Quand tu viens participer au culte et à la sainte-cène, quelle est ta soif ?


Bien sûr… si notre vie est déjà pleine et quelle déborde… si on est déjà rassasié, en apparence… alors, il est possible qu’il n’y ait plus beaucoup de place pour Dieu. 


Pour entendre sa véritable soif, les désirs de notre âme… il faut accepter de faire un peu de vide… Pour se mettre en situation d’écouter ce qu’il y a au fond de nous… il faut accepter de changer de mentalité et de posture : accepter d’emprunter le chemin de l’humilité et de la pauvreté de cœur : 


Heureux ceux qui ont faim et soif… ils seront rassasiés….  dit Jésus, dans les Béatitudes – Heureux les pauvres en esprit, car le Royaume des cieux est à eaux (cf. Mt 5). 


Tout croyant est ainsi invité à se reconnaitre « pauvre en lui-même »… pour pouvoir se tourner et s’orienter vers Dieu… vers son Souffle d’amour… et lui laisser de la place dans sa vie… le mettre au centre de ses préoccupations. 


Il est invité à reconnaitre qu’il a soif… soif d’une eau vive… d’une eau vraiment vivifiante !


Lorsque nous participons à la Ste Cène, nous manifestons notre désir pour cette Source véritable qu’est le Christ, le porteur de l’Esprit saint. 

Nous manifestons notre désir de recevoir en nous cette source d’amour qui vient de Dieu. 

Et nous affirmons notre souhait de prendre part, de participer à la vie du Christ… lui qui a vécu dans l’amour de Dieu, le don et le service. 


Car le Christ nous a révélé un paradoxe :

C’est en recevant cet amour infini de Dieu, en nous, dans notre intériorité, que nous pouvons le donner ; et ce n’est qu’en le donnant, à notre tour, que nous pouvons le recevoir à nouveau. 


L’amour, il n’est pas possible de l’économiser. C’est en le donnant qu’on le reçoit. 


En ce jeudi saint, nous célébrons ensemble le repas auquel le Seigneur nous invite. 


Prendre la sainte cène, c’est entrer dans la communion avec « le don de soi »… avec Celui qui s’est fait don, offrande, partage, communion. 


Ainsi, la bonne nouvelle de Jésus-Christ et l’exemple de sa vie tout entière orientée par le don de soi, nous invitent à faire de la place en nous-mêmes, pour nous ouvrir à ce qui nous dépasse : 

Un amour infini, qui aspire à être accueilli, à se recevoir et à se donner… à se donner en nous, à travers nous et autour de nous. 


Toute la vie de Jésus est là : elle est récapitulée par le « don de soi ».  

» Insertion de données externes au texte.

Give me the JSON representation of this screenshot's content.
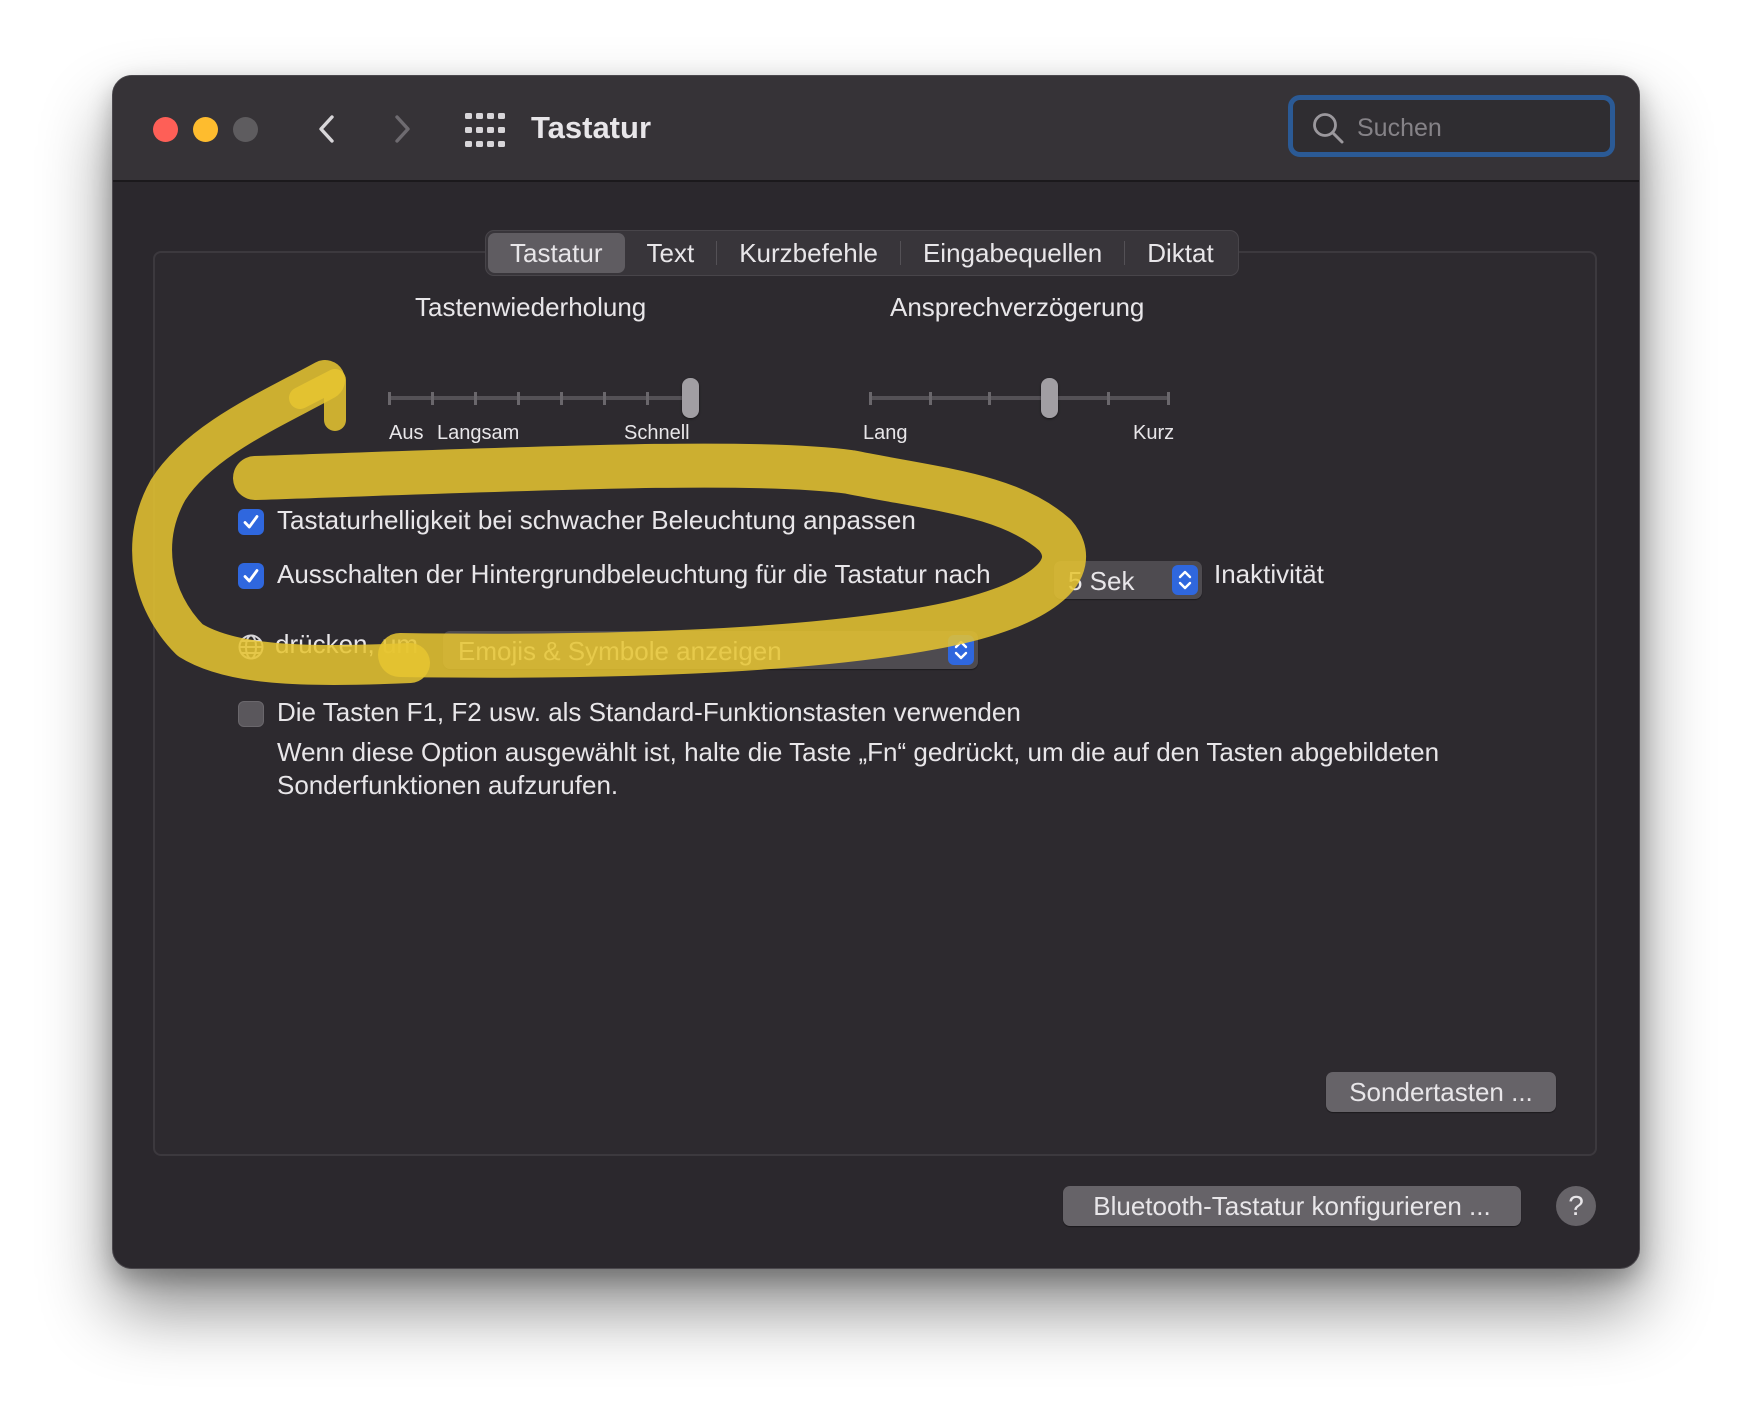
{
  "window": {
    "title": "Tastatur",
    "search": {
      "placeholder": "Suchen",
      "value": ""
    }
  },
  "tabs": [
    {
      "label": "Tastatur",
      "selected": true
    },
    {
      "label": "Text",
      "selected": false
    },
    {
      "label": "Kurzbefehle",
      "selected": false
    },
    {
      "label": "Eingabequellen",
      "selected": false
    },
    {
      "label": "Diktat",
      "selected": false
    }
  ],
  "key_repeat": {
    "title": "Tastenwiederholung",
    "labels": {
      "off": "Aus",
      "slow": "Langsam",
      "fast": "Schnell"
    },
    "tick_count": 8,
    "position": 7
  },
  "delay_until_repeat": {
    "title": "Ansprechverzögerung",
    "labels": {
      "long": "Lang",
      "short": "Kurz"
    },
    "tick_count": 6,
    "position": 3
  },
  "options": {
    "adjust_brightness": {
      "label": "Tastaturhelligkeit bei schwacher Beleuchtung anpassen",
      "checked": true
    },
    "backlight_off": {
      "label": "Ausschalten der Hintergrundbeleuchtung für die Tastatur nach",
      "checked": true,
      "popup_value": "5 Sek",
      "suffix": "Inaktivität"
    },
    "globe_key": {
      "prefix": "drücken, um",
      "popup_value": "Emojis & Symbole anzeigen"
    },
    "function_keys": {
      "label": "Die Tasten F1, F2 usw. als Standard-Funktionstasten verwenden",
      "checked": false,
      "description": "Wenn diese Option ausgewählt ist, halte die Taste „Fn“ gedrückt, um die auf den Tasten abgebildeten Sonderfunktionen aufzurufen."
    }
  },
  "buttons": {
    "modifier_keys": "Sondertasten ...",
    "bluetooth": "Bluetooth-Tastatur konfigurieren ...",
    "help": "?"
  },
  "colors": {
    "accent": "#2f67de",
    "annotation": "#e6c531",
    "close": "#fe5f57",
    "minimize": "#febc2e"
  }
}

Jésus est celui qui a trouvé la source de la vie en Dieu le Père… cette Source vive l’a ouvert à l’amour infini… qui se manifeste dans le don et le partage. 


C’est ce mouvement que symbolise la Ste Cène : 

elle nous fait entrer dans la dynamique de vie du Christ : 


Recevoir le pain et le vin, comme symbole de l’amour de Dieu et du don de soi que le Christ réalise lui-même… devenir participant de cette dynamique… et prendre conscience que l’Esprit saint – la source d’eau vive, l’amour de Dieu – qui nous est donné… nous abreuve et nous libère… pour nous entrainer, à notre tour, dans le don et le service… et ainsi nous permettre de trouver la vie véritable. 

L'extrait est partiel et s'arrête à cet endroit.